Inclusion Runs Deep (Or It Should, Anyway)

For those of you who don’t know my story… yet (and for those who do, sorry, you’ll have to suck it up and read it again), My beautiful Boys are a matched pair who also happen to have an extra copy of the 21st chromosome. Yes, my amazing 5-year-old identical twins have Down syndrome. That and my sometimes [I’m told] fanatical inclusionist perspective landed them a most-of-the-time spot in a general education setting for their first official year in public school, Kindergarten. A “split schedule” affords them the opportunity to get their academic training via Discreet Trial Training (an ABA methodology effective in addressing short term memory issues), and their related services including Speech, Physical and Occupational Therapy via the “self contained” class (don’t even get me started on that term… ‘Cause ”containing” our special children has some wonderful connotations, doesn’t it?
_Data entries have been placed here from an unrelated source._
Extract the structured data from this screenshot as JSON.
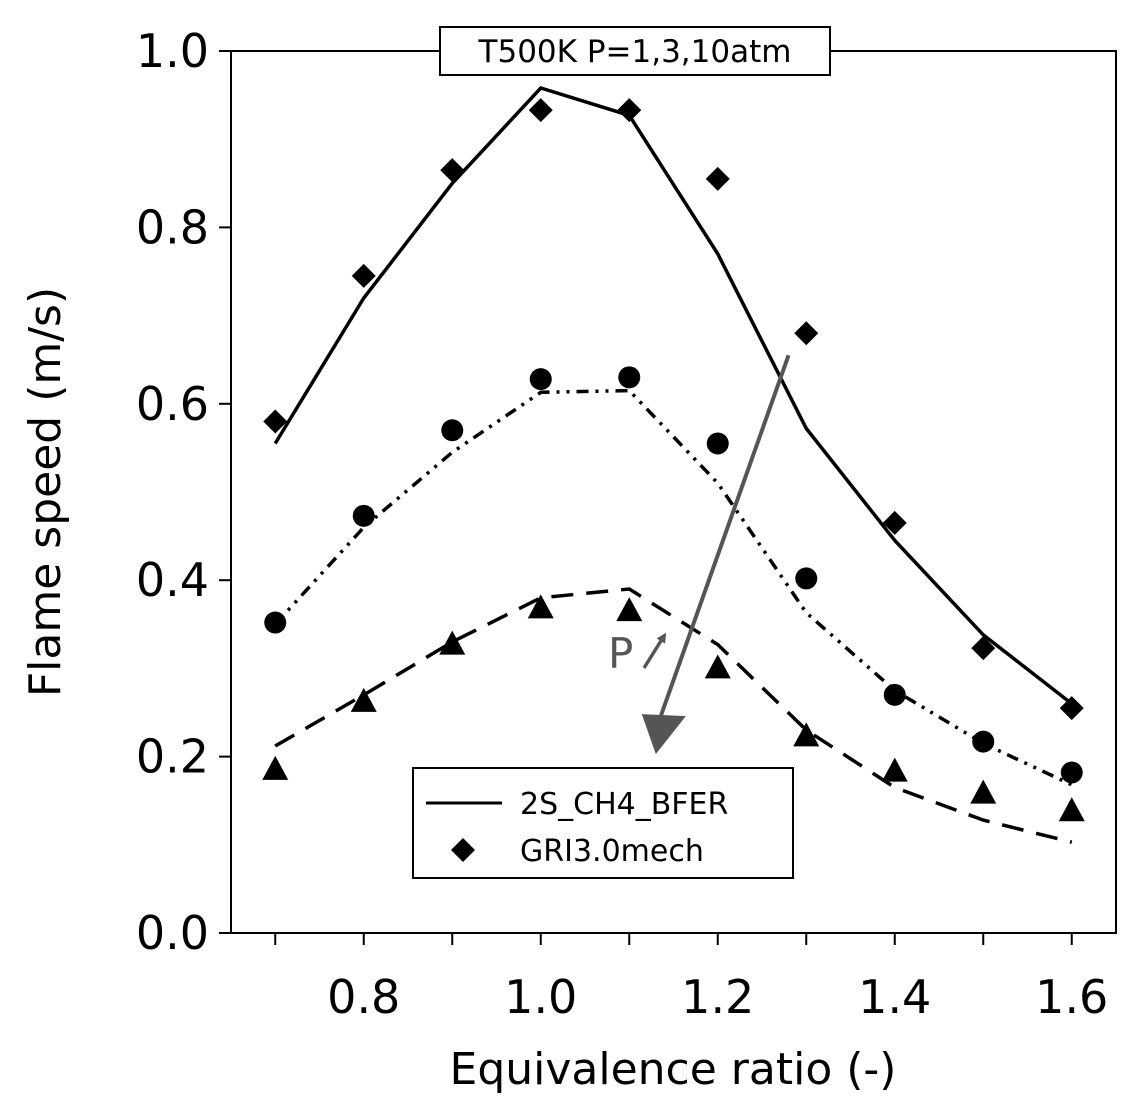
{
  "chart_data": {
    "type": "line",
    "title": "T500K P=1,3,10atm",
    "xlabel": "Equivalence ratio (-)",
    "ylabel": "Flame speed (m/s)",
    "xlim": [
      0.65,
      1.65
    ],
    "ylim": [
      0.0,
      1.0
    ],
    "xticks": [
      "0.8",
      "1.0",
      "1.2",
      "1.4",
      "1.6"
    ],
    "yticks": [
      "0.0",
      "0.2",
      "0.4",
      "0.6",
      "0.8",
      "1.0"
    ],
    "x": [
      0.7,
      0.8,
      0.9,
      1.0,
      1.1,
      1.2,
      1.3,
      1.4,
      1.5,
      1.6
    ],
    "legend": {
      "position": "lower-center",
      "entries": [
        {
          "label": "2S_CH4_BFER",
          "marker": "line"
        },
        {
          "label": "GRI3.0mech",
          "marker": "diamond"
        }
      ]
    },
    "series": [
      {
        "line_values": [
          0.555,
          0.72,
          0.85,
          0.958,
          0.927,
          0.77,
          0.572,
          0.445,
          0.338,
          0.26
        ],
        "point_values": [
          0.58,
          0.745,
          0.865,
          0.933,
          0.933,
          0.855,
          0.68,
          0.465,
          0.323,
          0.255
        ],
        "line_style": "solid",
        "marker": "diamond"
      },
      {
        "line_values": [
          0.35,
          0.46,
          0.545,
          0.613,
          0.615,
          0.51,
          0.363,
          0.275,
          0.215,
          0.168
        ],
        "point_values": [
          0.352,
          0.473,
          0.57,
          0.628,
          0.63,
          0.555,
          0.402,
          0.27,
          0.217,
          0.182
        ],
        "line_style": "dash-dot-dot",
        "marker": "circle"
      },
      {
        "line_values": [
          0.212,
          0.27,
          0.33,
          0.38,
          0.39,
          0.327,
          0.23,
          0.165,
          0.128,
          0.103
        ],
        "point_values": [
          0.185,
          0.262,
          0.327,
          0.368,
          0.365,
          0.3,
          0.223,
          0.183,
          0.158,
          0.138
        ],
        "line_style": "dashed",
        "marker": "triangle"
      }
    ],
    "annotations": [
      {
        "text": "P",
        "arrow": {
          "from": [
            1.28,
            0.655
          ],
          "to": [
            1.13,
            0.23
          ]
        }
      }
    ]
  }
}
Another post, maybe). Anyway, sometimes in between and always after those services are implemented, My Boys go to their “typical” classroom with 19 of their “typical” peers and get their inclusion education – with the assistance of a 2:1 aide. They participate in all activities… ALL activities that their classmates do. Not just art or lunch. They do Science, Math and Library. They raise their hands to answer questions and go about their day as just another two faces in the crowd. THIS is what we’re here for… because research shows that the best social, emotional and academic outcomes are achieved when children with special needs are educated side-by-side with their typical peers! (Hence the Least Restrictive Environment laws.)

This is REAL inclusion, right? I sort of almost totally agree. Almost… But not quite!

The Head of the Yearbook Committee called me recently to ask why My Boys are not included in their “contained” class activity photos. I explained that they spend most of their day in the gen-ed class. As such, the photographer from that class captures them participating in holiday activities over there with all of their typical classmates. She then informed me that according to the “rules”, the boys’ individual and class pictures were taken and would be published in the yearbook with their “contained” class because they’re on THAT class roster, but NOT with their gen-ed class because they’re NOT on that roster. The roster drives the back-end of inclusion. Can you say “NOT! HAPPY!”

You see, we are MOSTLY doing inclusion but the paperwork, apparently, hasn’t caught up to the practice which affects some really important back-end aspects of inclusion. On a piece of paper, My Boys are in the “contained” class (Gosh I HATE that moniker). That might be for budgetary reasons so the school district gets “paid” appropriately for educating my children with special needs. I know and don’t begrudge them receiving more for educating a child with special needs than they do a “typical” child. SO, they list My Boys in the (ugh) “contained” class. Honestly, I don’t care what they tell the state. Yes, the district is educating my children with special needs so pay them the exorbitant fee they’re entitled to BUT…. Make sure they’re listed on the roster for that general education class they’re participating in. So many OTHER things flow from that roster. Like being included in classroom activities planned by the Class Mothers… who, until I opened my big fat inclusionist mouth, didn’t know I even existed. And, the yearbook is another one of those places where My Boys’ names MUST be on the roster to get their pictures INCLUDED with their gen-ed class.

How illogical for My Boys — and for their 19 classmates who KNOW them well as they see them everyday — NOT to have their photographs appear with their classmates in the yearbook? When they open that book and look back at their first year, My Boys will be EXCLUDED in print. Thier gen-ed classmates won’t remember that they went to school with a nice kid (or two) with Down syndrome. I know it sounds like a technicality. But, in truth, inclusion is as much about My Boys as it is about their peers. Full-blown inclusion backed up with the appropriate paperwork tells us all that children with special needs are more like their typical peers than not. Exclusion tells them they’re too diffrent to be included.

Got my pen out. Writing a letter asking for a meeting to address the situation. Gonna make sure this changes. I guarantee you, at the end of the year My Boys’ pictures WILL be listed in that yearbook with their gen-ed class. If I have it all-the-way my way, they’ll also be listed with their (oy) “contained” class too. And, every one of their classmates with special needs who have an inclusion component to their educational program will be cross-listed in the yearbook with their gen-ed class as well. 

If we’re doing inclusion, we need to do it all-the-way!